[写真]j経済産業省、筆者撮影。
国政府は、来年、平成28年2016年4月から、国家公務員一般職にフレックスタイム制を導入する方向で、一般職の職員の勤務時間、休暇などに関する法律(勤務時間法)の改正法案を、第190秋の臨時国会(2015年秋)に提出する方針を固めました。2015年4月21日付日経新聞が報じました。
勤務時間法の第5条第1項は「職員の勤務時間は、休憩時間を除き、1週間当たり38時間45分とする」とあり、同6条では「大臣は、月曜日から金曜日までの5日間において、1日につき7時間45分間の勤務時間を割り振るものとする」とあるのを改正して、コアタイム(午後12時前後スタートを想定)を設けるという内容。

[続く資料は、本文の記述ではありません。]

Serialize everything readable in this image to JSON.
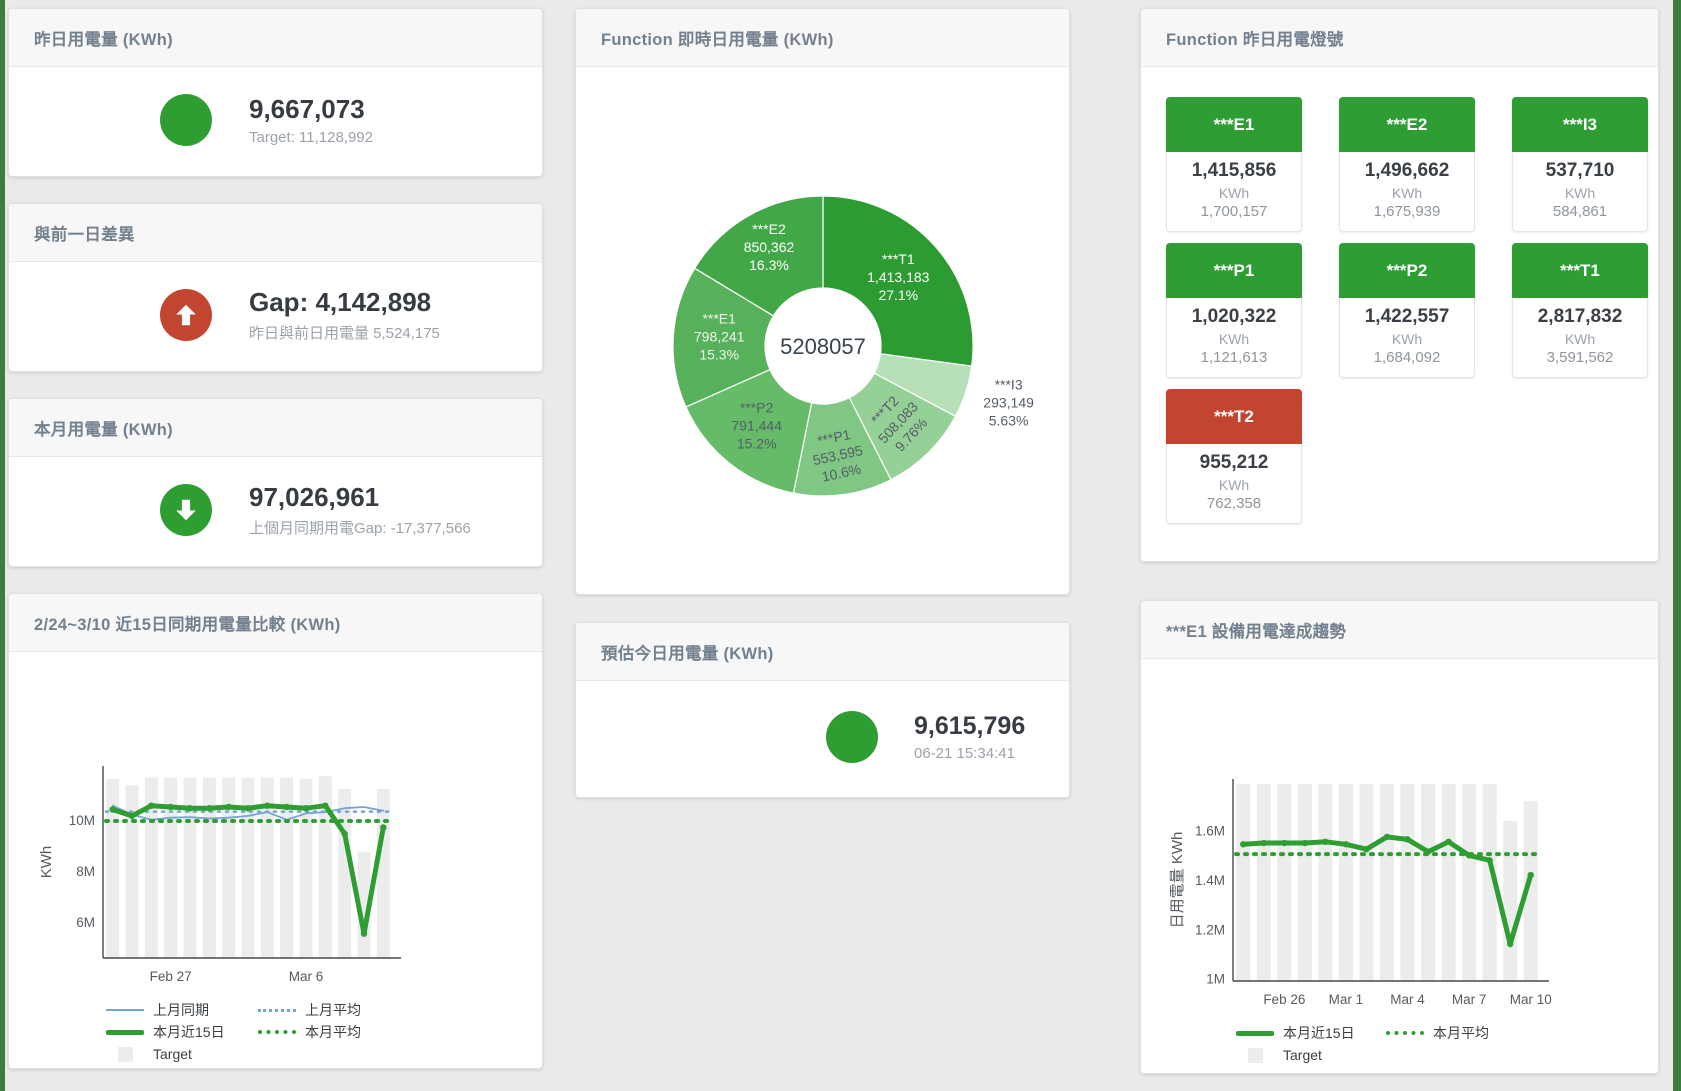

3か月間の範囲内で労働時間があえば、残業代は支払われないしくみ。
これまでは、国会対応にあたる管理職が深夜勤務をした後、実際には午後から出勤している場合がありました。この場合も、技官ならば「午前中はつくば出張」などと理由をつけることもありました。季節によって忙しくなる、財務省主計局も、最近では閑散期も「予算執行調査」という出張をしており、会計検査院のお株を奪っているともされていましたが、概算要求から政府原案決定の9月から12月と、予算審議中の2月・3月に集中して働くこともできそうです。

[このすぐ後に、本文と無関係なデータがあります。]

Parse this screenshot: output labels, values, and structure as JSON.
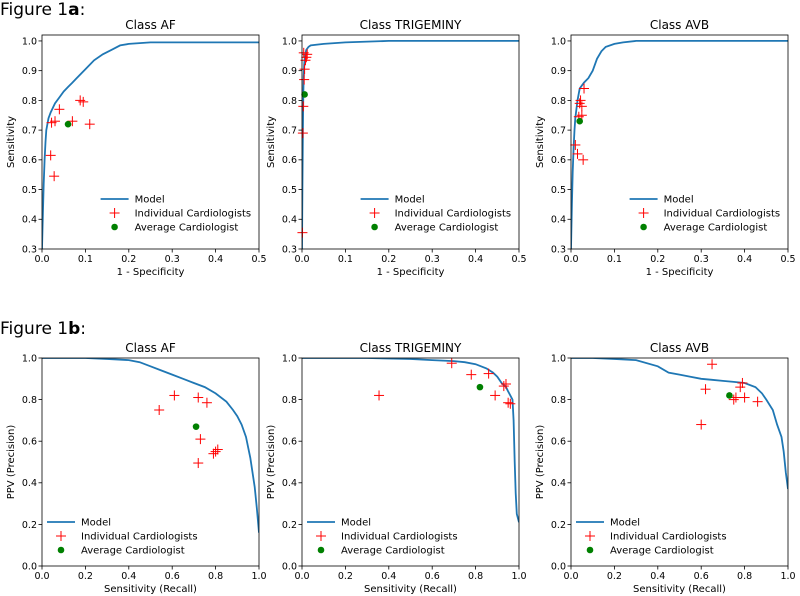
{
  "figure_labels": [
    {
      "prefix": "Figure 1",
      "letter": "a",
      "suffix": ":"
    },
    {
      "prefix": "Figure 1",
      "letter": "b",
      "suffix": ":"
    }
  ],
  "colors": {
    "model": "#1f77b4",
    "individual": "#ff0000",
    "average": "#008000"
  },
  "chart_data": [
    {
      "type": "line",
      "row": 0,
      "title": "Class AF",
      "xlabel": "1 - Specificity",
      "ylabel": "Sensitivity",
      "xlim": [
        0,
        0.5
      ],
      "ylim": [
        0.3,
        1.02
      ],
      "xticks": [
        0,
        0.1,
        0.2,
        0.3,
        0.4,
        0.5
      ],
      "xticklabels": [
        "0.0",
        "0.1",
        "0.2",
        "0.3",
        "0.4",
        "0.5"
      ],
      "yticks": [
        0.3,
        0.4,
        0.5,
        0.6,
        0.7,
        0.8,
        0.9,
        1.0
      ],
      "yticklabels": [
        "0.3",
        "0.4",
        "0.5",
        "0.6",
        "0.7",
        "0.8",
        "0.9",
        "1.0"
      ],
      "legend": [
        "Model",
        "Individual Cardiologists",
        "Average Cardiologist"
      ],
      "legend_loc": "lower-right",
      "model": {
        "x": [
          0,
          0.002,
          0.004,
          0.006,
          0.008,
          0.01,
          0.015,
          0.02,
          0.03,
          0.04,
          0.05,
          0.06,
          0.07,
          0.08,
          0.1,
          0.12,
          0.14,
          0.16,
          0.18,
          0.2,
          0.25,
          0.3,
          0.4,
          0.5
        ],
        "y": [
          0.3,
          0.42,
          0.52,
          0.6,
          0.66,
          0.7,
          0.74,
          0.76,
          0.79,
          0.81,
          0.83,
          0.845,
          0.86,
          0.875,
          0.905,
          0.935,
          0.955,
          0.97,
          0.985,
          0.99,
          0.995,
          0.995,
          0.995,
          0.995
        ]
      },
      "individual": {
        "x": [
          0.02,
          0.022,
          0.028,
          0.04,
          0.07,
          0.088,
          0.095,
          0.11,
          0.03
        ],
        "y": [
          0.615,
          0.725,
          0.545,
          0.77,
          0.73,
          0.8,
          0.795,
          0.72,
          0.73
        ]
      },
      "average": {
        "x": [
          0.06
        ],
        "y": [
          0.72
        ]
      }
    },
    {
      "type": "line",
      "row": 0,
      "title": "Class TRIGEMINY",
      "xlabel": "1 - Specificity",
      "ylabel": "Sensitivity",
      "xlim": [
        0,
        0.5
      ],
      "ylim": [
        0.3,
        1.02
      ],
      "xticks": [
        0,
        0.1,
        0.2,
        0.3,
        0.4,
        0.5
      ],
      "xticklabels": [
        "0.0",
        "0.1",
        "0.2",
        "0.3",
        "0.4",
        "0.5"
      ],
      "yticks": [
        0.3,
        0.4,
        0.5,
        0.6,
        0.7,
        0.8,
        0.9,
        1.0
      ],
      "yticklabels": [
        "0.3",
        "0.4",
        "0.5",
        "0.6",
        "0.7",
        "0.8",
        "0.9",
        "1.0"
      ],
      "legend": [
        "Model",
        "Individual Cardiologists",
        "Average Cardiologist"
      ],
      "legend_loc": "lower-right",
      "model": {
        "x": [
          0,
          0.001,
          0.002,
          0.003,
          0.004,
          0.005,
          0.007,
          0.01,
          0.015,
          0.02,
          0.05,
          0.1,
          0.2,
          0.3,
          0.5
        ],
        "y": [
          0.3,
          0.5,
          0.7,
          0.82,
          0.88,
          0.92,
          0.95,
          0.97,
          0.98,
          0.985,
          0.99,
          0.995,
          1.0,
          1.0,
          1.0
        ]
      },
      "individual": {
        "x": [
          0.001,
          0.002,
          0.003,
          0.005,
          0.006,
          0.008,
          0.01,
          0.012,
          0.004
        ],
        "y": [
          0.355,
          0.69,
          0.78,
          0.87,
          0.905,
          0.935,
          0.945,
          0.955,
          0.96
        ]
      },
      "average": {
        "x": [
          0.006
        ],
        "y": [
          0.82
        ]
      }
    },
    {
      "type": "line",
      "row": 0,
      "title": "Class AVB",
      "xlabel": "1 - Specificity",
      "ylabel": "Sensitivity",
      "xlim": [
        0,
        0.5
      ],
      "ylim": [
        0.3,
        1.02
      ],
      "xticks": [
        0,
        0.1,
        0.2,
        0.3,
        0.4,
        0.5
      ],
      "xticklabels": [
        "0.0",
        "0.1",
        "0.2",
        "0.3",
        "0.4",
        "0.5"
      ],
      "yticks": [
        0.3,
        0.4,
        0.5,
        0.6,
        0.7,
        0.8,
        0.9,
        1.0
      ],
      "yticklabels": [
        "0.3",
        "0.4",
        "0.5",
        "0.6",
        "0.7",
        "0.8",
        "0.9",
        "1.0"
      ],
      "legend": [
        "Model",
        "Individual Cardiologists",
        "Average Cardiologist"
      ],
      "legend_loc": "lower-right",
      "model": {
        "x": [
          0,
          0.002,
          0.004,
          0.006,
          0.008,
          0.01,
          0.015,
          0.02,
          0.03,
          0.04,
          0.05,
          0.06,
          0.07,
          0.08,
          0.1,
          0.12,
          0.15,
          0.2,
          0.3,
          0.5
        ],
        "y": [
          0.3,
          0.45,
          0.56,
          0.64,
          0.7,
          0.74,
          0.8,
          0.84,
          0.86,
          0.875,
          0.9,
          0.94,
          0.965,
          0.98,
          0.99,
          0.995,
          1.0,
          1.0,
          1.0,
          1.0
        ]
      },
      "individual": {
        "x": [
          0.01,
          0.015,
          0.018,
          0.02,
          0.022,
          0.025,
          0.028,
          0.03,
          0.025
        ],
        "y": [
          0.65,
          0.62,
          0.745,
          0.79,
          0.8,
          0.78,
          0.6,
          0.84,
          0.75
        ]
      },
      "average": {
        "x": [
          0.02
        ],
        "y": [
          0.73
        ]
      }
    },
    {
      "type": "line",
      "row": 1,
      "title": "Class AF",
      "xlabel": "Sensitivity (Recall)",
      "ylabel": "PPV (Precision)",
      "xlim": [
        0,
        1.0
      ],
      "ylim": [
        0,
        1.0
      ],
      "xticks": [
        0,
        0.2,
        0.4,
        0.6,
        0.8,
        1.0
      ],
      "xticklabels": [
        "0.0",
        "0.2",
        "0.4",
        "0.6",
        "0.8",
        "1.0"
      ],
      "yticks": [
        0,
        0.2,
        0.4,
        0.6,
        0.8,
        1.0
      ],
      "yticklabels": [
        "0.0",
        "0.2",
        "0.4",
        "0.6",
        "0.8",
        "1.0"
      ],
      "legend": [
        "Model",
        "Individual Cardiologists",
        "Average Cardiologist"
      ],
      "legend_loc": "lower-left",
      "model": {
        "x": [
          0,
          0.2,
          0.3,
          0.4,
          0.45,
          0.5,
          0.55,
          0.6,
          0.65,
          0.7,
          0.75,
          0.8,
          0.85,
          0.88,
          0.9,
          0.92,
          0.94,
          0.96,
          0.97,
          0.98,
          0.99,
          1.0
        ],
        "y": [
          1.0,
          1.0,
          0.995,
          0.99,
          0.98,
          0.96,
          0.94,
          0.92,
          0.9,
          0.88,
          0.86,
          0.83,
          0.79,
          0.75,
          0.72,
          0.68,
          0.62,
          0.52,
          0.45,
          0.38,
          0.28,
          0.16
        ]
      },
      "individual": {
        "x": [
          0.54,
          0.61,
          0.72,
          0.76,
          0.73,
          0.72,
          0.8,
          0.81,
          0.79
        ],
        "y": [
          0.75,
          0.82,
          0.81,
          0.785,
          0.61,
          0.495,
          0.55,
          0.56,
          0.54
        ]
      },
      "average": {
        "x": [
          0.71
        ],
        "y": [
          0.67
        ]
      }
    },
    {
      "type": "line",
      "row": 1,
      "title": "Class TRIGEMINY",
      "xlabel": "Sensitivity (Recall)",
      "ylabel": "PPV (Precision)",
      "xlim": [
        0,
        1.0
      ],
      "ylim": [
        0,
        1.0
      ],
      "xticks": [
        0,
        0.2,
        0.4,
        0.6,
        0.8,
        1.0
      ],
      "xticklabels": [
        "0.0",
        "0.2",
        "0.4",
        "0.6",
        "0.8",
        "1.0"
      ],
      "yticks": [
        0,
        0.2,
        0.4,
        0.6,
        0.8,
        1.0
      ],
      "yticklabels": [
        "0.0",
        "0.2",
        "0.4",
        "0.6",
        "0.8",
        "1.0"
      ],
      "legend": [
        "Model",
        "Individual Cardiologists",
        "Average Cardiologist"
      ],
      "legend_loc": "lower-left",
      "model": {
        "x": [
          0,
          0.3,
          0.5,
          0.6,
          0.7,
          0.75,
          0.8,
          0.85,
          0.88,
          0.9,
          0.92,
          0.94,
          0.95,
          0.96,
          0.97,
          0.975,
          0.98,
          0.985,
          0.99,
          1.0
        ],
        "y": [
          1.0,
          1.0,
          0.995,
          0.99,
          0.985,
          0.98,
          0.97,
          0.95,
          0.93,
          0.91,
          0.88,
          0.86,
          0.84,
          0.82,
          0.8,
          0.7,
          0.5,
          0.35,
          0.25,
          0.21
        ]
      },
      "individual": {
        "x": [
          0.355,
          0.69,
          0.78,
          0.86,
          0.89,
          0.93,
          0.95,
          0.96,
          0.94
        ],
        "y": [
          0.82,
          0.975,
          0.92,
          0.925,
          0.82,
          0.865,
          0.785,
          0.78,
          0.875
        ]
      },
      "average": {
        "x": [
          0.82
        ],
        "y": [
          0.86
        ]
      }
    },
    {
      "type": "line",
      "row": 1,
      "title": "Class AVB",
      "xlabel": "Sensitivity (Recall)",
      "ylabel": "PPV (Precision)",
      "xlim": [
        0,
        1.0
      ],
      "ylim": [
        0,
        1.0
      ],
      "xticks": [
        0,
        0.2,
        0.4,
        0.6,
        0.8,
        1.0
      ],
      "xticklabels": [
        "0.0",
        "0.2",
        "0.4",
        "0.6",
        "0.8",
        "1.0"
      ],
      "yticks": [
        0,
        0.2,
        0.4,
        0.6,
        0.8,
        1.0
      ],
      "yticklabels": [
        "0.0",
        "0.2",
        "0.4",
        "0.6",
        "0.8",
        "1.0"
      ],
      "legend": [
        "Model",
        "Individual Cardiologists",
        "Average Cardiologist"
      ],
      "legend_loc": "lower-left",
      "model": {
        "x": [
          0,
          0.1,
          0.2,
          0.3,
          0.4,
          0.45,
          0.5,
          0.55,
          0.6,
          0.65,
          0.7,
          0.75,
          0.8,
          0.85,
          0.88,
          0.9,
          0.93,
          0.95,
          0.97,
          0.98,
          0.99,
          1.0
        ],
        "y": [
          1.0,
          1.0,
          0.995,
          0.99,
          0.96,
          0.93,
          0.92,
          0.91,
          0.9,
          0.895,
          0.89,
          0.885,
          0.88,
          0.86,
          0.83,
          0.8,
          0.75,
          0.68,
          0.62,
          0.55,
          0.45,
          0.37
        ]
      },
      "individual": {
        "x": [
          0.6,
          0.62,
          0.65,
          0.75,
          0.76,
          0.79,
          0.8,
          0.86,
          0.78
        ],
        "y": [
          0.68,
          0.85,
          0.97,
          0.8,
          0.81,
          0.88,
          0.81,
          0.79,
          0.86
        ]
      },
      "average": {
        "x": [
          0.73
        ],
        "y": [
          0.82
        ]
      }
    }
  ]
}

2015年4月21日現在、参議院先議で法務委員会で審査されている「矯正施設の医師の兼業法案」のなかに、この勤務時間法6条2項を改正してフレックスタイム制を導入する内容が盛り込まれており、これを、一般職全体のおよそ20万人に広げることになります。
ただ、すべての国家公務員が国会対応などで忙しいわけではなく、地下鉄の霞が関駅には、午後5時27分と午後6時33分の始発で、「(茨城県の)取手行」に乗って帰る国家公務員がいるのが証拠に、夕方に帰れる職員がいるのも事実。 その一方で、1日23時間勤務のため、女性のあられもない姿のポスターをスクリーンセーバーにする、男女共同参画に逆行するキャリア官僚もいます。まずは霞が関から、資源の無い日本にふさわしい労働を率先していかねばなりません。
法案が仮に国会に提出されれば、内閣委員会で審議される見通しで、前会からの積み残しはさほどないことが予想され、比較的スムーズに成立する可能性がありますが、第190回臨時国会は、前回から安保法制法案が継続審査になるのは100%確実のため、会期末にかけて、混乱するかもしれません。